Abusi sessuali su tre bambine, cinque arresti: perquisizioni anche in provincia di Milano e in Brianza
Gli agenti hanno eseguito in totale 21 perquisizioni che hanno coinvolto le province di Como, Lodi, Monza Brianza, Milano, Pavia e Varese
Cinque arresti e ventuno perquisizioni in diverse province lombarde, tra le quali anche quella brianzola, da parte degli agenti della Polizia di Stato di Milano. I cinque soggetti sono stati arrestati in flagranza di reato in una operazione finalizzata al contrasto della pedopornografia online e uno di loro è avrebbe anche commesso, per anni, abusi sessuali su due bambine a lui legate da vincolo di parentela e su una terza bambina, loro amica.
Abusi sessuali su tre bambine, cinque arresti: perquisizioni anche in provincia di Milano e in Brianza
L'indagine è nata su impulso del Centro Nazionale per il contrasto alla pedopornografia online (CNCPO) del Servizio Polizia postale e delle comunicazioni, dopo una segnalazione giunta in ambito di cooperazione internazionale di polizia su utenti italiani coinvolti nella detenzione e diffusione di materiale pedopornografico.
Come dicevamo nelle ultime ore gli agenti hanno eseguito anche 21 perquisizioni nelle province di Como, Lodi, Monza Brianza, Milano, Pavia e Varese e hanno scoperto che gli arrestati erano in possesso di un ingente quantitativo di materiale pedopornografico. E' stato inoltre documentato come i cinque soggetti abbiamo prodotto materiale pedopornografico inducendo i bambini, anche di setto o otto anni, a compiere atti sessuali in streaming.

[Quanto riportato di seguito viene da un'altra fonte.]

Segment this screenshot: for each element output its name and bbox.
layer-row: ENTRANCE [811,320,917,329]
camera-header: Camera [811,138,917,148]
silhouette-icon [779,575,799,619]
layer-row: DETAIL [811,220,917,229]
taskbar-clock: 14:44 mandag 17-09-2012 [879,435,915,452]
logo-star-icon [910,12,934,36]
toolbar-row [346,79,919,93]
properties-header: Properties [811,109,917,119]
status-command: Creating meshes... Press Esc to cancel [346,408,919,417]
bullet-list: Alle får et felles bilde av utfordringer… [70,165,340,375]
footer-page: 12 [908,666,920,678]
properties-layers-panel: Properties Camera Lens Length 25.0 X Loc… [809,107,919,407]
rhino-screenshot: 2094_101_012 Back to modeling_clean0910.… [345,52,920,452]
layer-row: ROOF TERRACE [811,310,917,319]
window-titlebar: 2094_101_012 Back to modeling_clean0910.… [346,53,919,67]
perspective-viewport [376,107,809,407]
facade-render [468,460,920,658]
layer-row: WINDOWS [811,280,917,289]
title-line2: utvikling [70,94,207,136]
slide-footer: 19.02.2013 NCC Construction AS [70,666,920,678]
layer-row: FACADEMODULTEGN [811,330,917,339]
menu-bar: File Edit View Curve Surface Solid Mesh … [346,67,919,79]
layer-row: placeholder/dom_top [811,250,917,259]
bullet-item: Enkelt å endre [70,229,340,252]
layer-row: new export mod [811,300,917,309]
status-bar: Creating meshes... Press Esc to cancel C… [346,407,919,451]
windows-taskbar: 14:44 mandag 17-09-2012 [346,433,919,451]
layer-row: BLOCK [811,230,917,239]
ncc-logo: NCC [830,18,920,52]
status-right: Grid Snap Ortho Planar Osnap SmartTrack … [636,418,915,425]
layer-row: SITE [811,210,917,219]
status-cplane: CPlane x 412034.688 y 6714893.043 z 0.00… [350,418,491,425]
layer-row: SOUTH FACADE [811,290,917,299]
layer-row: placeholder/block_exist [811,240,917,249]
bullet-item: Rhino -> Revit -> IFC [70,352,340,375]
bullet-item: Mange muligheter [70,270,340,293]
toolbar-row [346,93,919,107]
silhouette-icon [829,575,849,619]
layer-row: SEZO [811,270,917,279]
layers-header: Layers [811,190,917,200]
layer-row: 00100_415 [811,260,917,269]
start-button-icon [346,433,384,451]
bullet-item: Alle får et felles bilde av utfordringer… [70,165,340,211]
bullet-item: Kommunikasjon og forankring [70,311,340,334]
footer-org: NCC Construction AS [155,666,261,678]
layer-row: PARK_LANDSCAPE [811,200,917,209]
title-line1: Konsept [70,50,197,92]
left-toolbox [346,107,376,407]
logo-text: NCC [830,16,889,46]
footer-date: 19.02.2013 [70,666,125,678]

Decisiva nell'indagine, svolta dal Centro Operativo per la Sicurezza Cibernetica di Milano e diretta dalla Procura milanese, è stata l'analisi dei telefoni e delle chat sui dispositivi utilizzati dagli indagati, ora sequestrati. Inoltre, attraverso le perquisizioni informatiche gli agenti sono riusciti a scoprire la condivisione online di video con abusi sessuali ai danni anche di neonati.
Nel corso dell'indagine la Polizia Postale di Milano, ha analizzato circa 117mila connessioni arrivando a identificare anche 26 persone, di cui cinque già gravate da precedenti analoghi, che, per poter restare anonime nello scambio del materiale pedopornografico, avevano creato profili social attraverso l'utilizzo di caselle postali aperte con dati falsi.
Gli stessi accedevano alla rete attraverso wifi "aperti" o con connessioni intestate a terzi. Le indagini, condotte da personale specializzato con l'uso di moderne tecniche, ha portato a identificare diverse persone coinvolte e a sequestrare numerosi dispositivi informatici nei quali sono state trovate migliaia di file multimediali di natura pedopornografica.